Blogs as data stores

by brian d foy

I was talking with a friend and for some reason we got on the subject of blogs. We both sometimes write things in our weblogs so we can store the info. Instead of post-its on the monitor, bookmarks in browsers, or to-do items in PDAs, we have blogs.

I already "blog for Google", which is the same thing as the old usenet practice of posting a post about some problem I encountered and how I solved it. These entries are not really for discussion, but more for the archives so that the next poor soul can find it. Randal Schwartz tells me this is how it was back in the day when he could read all of usenet in a half-hour.

Someday, when we get our heads wrapped around unstructured data stores, there may be Perl modules called DBI::bloxsom and DBI::PerlMonks to bring together this stuff. Until then we have blogs and Google, and blogging about blogs.


2004-07-08 10:29:47
Blogs as Knowledge Management
My idea is nothing new: I found this through a trackback: Blogs as File Cabinets, which the author calls "knowledge management". I don't know if there is much management going on, though. :)
2004-07-08 11:32:58
and Wikis
>Instead of post-its on the monitor, bookmarks
>in browsers, or to-do items in PDAs, we have blogs.

I like using a wiki even more, because of the editing interface: from any browser anywhere, I can add something to my to-do list.

2004-07-08 12:38:59
This is not unstructured
Data without structure is random data.

Blogs are not at all unstructured. In fact, most blogs share at least some common structure. They consist of a set of entries each of which can be identified by a title and date. Each entry contains text, often HTML text. Each entry has an author, and that author is usually further broken down into one or more components (name, email, home page, etc).

If you wanted to go further, you could break down the entry's text into paragraphs, or sentences, or individual words. That's structure.

The bandying about of "unstructured" and "semi-structured" among techies is ridiculous. The former only applies to truly random data, and the latter simply doesn't exist. Something either has structure or it doesn't.

The real key is that the data in blogs may not be structured in an ideal way for database-type queries. For example, it'd be nice if all blog entries were categorized, but most probably aren't. It'd be nice if multiple blogs all shared the same categories, but they don't. This doesn't make it unstructured, it just means it's not structured the way you want it to be for your hypothetical application.

2004-07-08 12:54:32
This is not unstructured
Perhaps you are thinking too hard about this stuff. I didn't say that blogs were unstructured. In fact, I didn't label anything as unstructured. I only stated that when we have a better understanding of unstructured databases, we might see different sorts of data access.

Furthermore, if I say in this reply that the value of Pi is 3.14, but I also like apple pie on the Fourth of July, I have some information that shows up in n unstructured fashion. There isn't a clear anatomy to the information in this paragraph. You can break things into sentences, but what good is that if I am interested in pie? The information is not organized (or structured) even if the prose is. The format is not the information.
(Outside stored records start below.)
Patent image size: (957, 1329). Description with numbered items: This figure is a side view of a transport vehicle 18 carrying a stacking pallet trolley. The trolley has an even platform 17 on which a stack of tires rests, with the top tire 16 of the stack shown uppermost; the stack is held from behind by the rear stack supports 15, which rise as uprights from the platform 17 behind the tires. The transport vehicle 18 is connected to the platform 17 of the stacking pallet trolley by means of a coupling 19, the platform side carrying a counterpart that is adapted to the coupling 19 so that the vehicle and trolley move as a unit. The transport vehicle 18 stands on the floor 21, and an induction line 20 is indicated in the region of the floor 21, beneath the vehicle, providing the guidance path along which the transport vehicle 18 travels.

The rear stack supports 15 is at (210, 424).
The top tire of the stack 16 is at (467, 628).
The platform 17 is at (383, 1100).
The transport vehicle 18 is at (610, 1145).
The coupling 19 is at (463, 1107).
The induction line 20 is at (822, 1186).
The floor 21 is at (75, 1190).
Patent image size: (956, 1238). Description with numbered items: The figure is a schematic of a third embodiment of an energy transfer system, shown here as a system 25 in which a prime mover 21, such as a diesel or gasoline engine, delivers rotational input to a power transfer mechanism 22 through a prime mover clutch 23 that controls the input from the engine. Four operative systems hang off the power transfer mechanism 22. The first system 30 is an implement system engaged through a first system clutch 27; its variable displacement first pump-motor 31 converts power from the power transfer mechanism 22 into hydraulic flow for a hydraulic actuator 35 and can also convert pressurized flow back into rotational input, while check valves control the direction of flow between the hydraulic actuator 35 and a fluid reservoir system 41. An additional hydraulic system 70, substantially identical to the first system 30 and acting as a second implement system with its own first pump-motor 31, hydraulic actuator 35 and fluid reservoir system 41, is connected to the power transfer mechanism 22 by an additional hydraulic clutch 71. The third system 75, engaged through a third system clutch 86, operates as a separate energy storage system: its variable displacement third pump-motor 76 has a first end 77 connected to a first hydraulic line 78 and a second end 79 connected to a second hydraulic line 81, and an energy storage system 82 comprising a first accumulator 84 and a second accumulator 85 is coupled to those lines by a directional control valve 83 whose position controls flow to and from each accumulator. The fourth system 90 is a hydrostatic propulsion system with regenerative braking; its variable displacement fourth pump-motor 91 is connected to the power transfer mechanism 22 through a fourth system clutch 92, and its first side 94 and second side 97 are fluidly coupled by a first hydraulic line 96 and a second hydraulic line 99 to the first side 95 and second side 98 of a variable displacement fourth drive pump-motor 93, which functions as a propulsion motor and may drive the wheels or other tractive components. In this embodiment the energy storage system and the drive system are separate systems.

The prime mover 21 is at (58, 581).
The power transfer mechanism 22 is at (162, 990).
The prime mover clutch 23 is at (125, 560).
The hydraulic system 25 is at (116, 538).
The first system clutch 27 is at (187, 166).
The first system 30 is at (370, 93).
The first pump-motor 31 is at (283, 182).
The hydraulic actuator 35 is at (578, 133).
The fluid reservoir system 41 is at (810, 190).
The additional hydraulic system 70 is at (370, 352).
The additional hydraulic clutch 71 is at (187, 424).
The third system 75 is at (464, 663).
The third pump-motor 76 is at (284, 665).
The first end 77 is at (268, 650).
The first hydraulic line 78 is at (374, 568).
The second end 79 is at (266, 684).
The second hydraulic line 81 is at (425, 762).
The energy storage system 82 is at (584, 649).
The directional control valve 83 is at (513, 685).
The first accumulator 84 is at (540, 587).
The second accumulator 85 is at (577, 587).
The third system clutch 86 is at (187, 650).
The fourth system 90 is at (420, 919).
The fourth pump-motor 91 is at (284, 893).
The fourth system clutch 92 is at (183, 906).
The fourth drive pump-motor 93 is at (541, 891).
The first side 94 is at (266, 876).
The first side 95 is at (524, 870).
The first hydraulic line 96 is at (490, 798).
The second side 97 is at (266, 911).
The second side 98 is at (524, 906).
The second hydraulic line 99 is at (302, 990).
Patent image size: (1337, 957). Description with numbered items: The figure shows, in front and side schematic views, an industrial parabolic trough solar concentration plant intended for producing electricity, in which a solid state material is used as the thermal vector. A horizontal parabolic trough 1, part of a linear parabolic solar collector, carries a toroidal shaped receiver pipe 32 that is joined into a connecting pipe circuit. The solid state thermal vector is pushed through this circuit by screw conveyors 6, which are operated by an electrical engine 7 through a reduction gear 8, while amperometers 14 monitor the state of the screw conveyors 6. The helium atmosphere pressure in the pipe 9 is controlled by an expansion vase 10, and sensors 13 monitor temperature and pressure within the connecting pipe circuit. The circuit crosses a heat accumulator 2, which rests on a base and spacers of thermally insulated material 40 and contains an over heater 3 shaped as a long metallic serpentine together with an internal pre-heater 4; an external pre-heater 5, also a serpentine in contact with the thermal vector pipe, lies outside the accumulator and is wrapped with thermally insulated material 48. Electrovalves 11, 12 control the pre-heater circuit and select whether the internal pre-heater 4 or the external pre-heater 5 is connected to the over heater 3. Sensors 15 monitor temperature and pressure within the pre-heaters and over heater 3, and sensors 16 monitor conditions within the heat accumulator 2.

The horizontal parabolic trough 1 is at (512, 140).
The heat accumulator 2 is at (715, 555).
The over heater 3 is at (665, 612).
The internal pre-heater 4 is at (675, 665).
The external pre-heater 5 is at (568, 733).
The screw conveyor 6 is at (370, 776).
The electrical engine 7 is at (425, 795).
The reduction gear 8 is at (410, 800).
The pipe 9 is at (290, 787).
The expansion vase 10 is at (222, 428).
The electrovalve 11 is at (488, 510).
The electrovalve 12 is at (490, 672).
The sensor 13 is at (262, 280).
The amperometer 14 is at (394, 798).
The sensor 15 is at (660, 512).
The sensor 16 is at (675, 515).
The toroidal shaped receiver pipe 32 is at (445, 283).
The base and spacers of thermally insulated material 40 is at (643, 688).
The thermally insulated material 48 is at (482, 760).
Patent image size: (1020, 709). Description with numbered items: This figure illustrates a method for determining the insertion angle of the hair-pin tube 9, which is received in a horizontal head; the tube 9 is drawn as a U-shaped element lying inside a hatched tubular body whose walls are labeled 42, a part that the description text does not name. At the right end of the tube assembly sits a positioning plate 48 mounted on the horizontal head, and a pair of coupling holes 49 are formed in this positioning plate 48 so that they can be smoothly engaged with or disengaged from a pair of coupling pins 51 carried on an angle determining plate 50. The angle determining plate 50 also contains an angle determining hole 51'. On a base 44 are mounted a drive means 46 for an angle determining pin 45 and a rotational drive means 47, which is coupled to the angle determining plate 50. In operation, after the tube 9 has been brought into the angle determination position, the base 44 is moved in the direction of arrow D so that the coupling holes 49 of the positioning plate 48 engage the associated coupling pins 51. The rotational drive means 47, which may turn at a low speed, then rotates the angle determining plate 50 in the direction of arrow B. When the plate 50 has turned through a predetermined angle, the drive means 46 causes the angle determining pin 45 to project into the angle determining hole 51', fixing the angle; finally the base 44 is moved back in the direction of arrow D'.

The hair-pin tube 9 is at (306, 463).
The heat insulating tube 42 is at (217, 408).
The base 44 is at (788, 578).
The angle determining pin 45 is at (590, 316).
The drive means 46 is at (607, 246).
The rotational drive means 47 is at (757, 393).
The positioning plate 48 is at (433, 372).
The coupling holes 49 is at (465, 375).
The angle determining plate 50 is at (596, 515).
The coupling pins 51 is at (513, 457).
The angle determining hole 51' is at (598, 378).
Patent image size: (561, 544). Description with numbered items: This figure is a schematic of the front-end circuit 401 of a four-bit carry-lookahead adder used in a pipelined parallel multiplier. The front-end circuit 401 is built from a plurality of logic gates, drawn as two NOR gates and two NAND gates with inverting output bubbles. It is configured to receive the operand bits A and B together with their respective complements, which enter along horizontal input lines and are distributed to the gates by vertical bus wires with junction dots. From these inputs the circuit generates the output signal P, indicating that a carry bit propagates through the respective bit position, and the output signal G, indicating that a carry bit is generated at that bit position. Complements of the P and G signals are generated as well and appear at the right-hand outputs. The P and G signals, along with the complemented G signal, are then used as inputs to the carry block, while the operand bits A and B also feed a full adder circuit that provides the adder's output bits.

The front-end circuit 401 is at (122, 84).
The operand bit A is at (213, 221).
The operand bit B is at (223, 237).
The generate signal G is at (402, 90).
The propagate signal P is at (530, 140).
You are thinking too much about the format rather the the organization (structure) of information. The word "unstructured" still means what it has always meant despite however you want to view the world.

By the way, random data does exist. I had to collect lots of randomness as a physicist, and I even had a book of random numbers.

"Ridiculous" is knee-jerk reactions and thinking the world is black and white. :)

2004-07-08 22:11:25
and Wikis
I can generally edit my blogs from any web browser too. Indeed, with most of my blogs, I only have a web interface and I can update any post.
2004-07-08 22:30:40
This is not unstructured
It's still all structured. Your sentence about pi and pie has a structure. A sufficiently clever program could extract very specific information from it.

So if you're interested in pie, that clever program could use the structure of your sentence to determine that brian d foy likes pie. Or if you're just interested in mentions of pie, we don't even need a terribly clever program, by modern standards. Full text indexing certainly isn't cutting age.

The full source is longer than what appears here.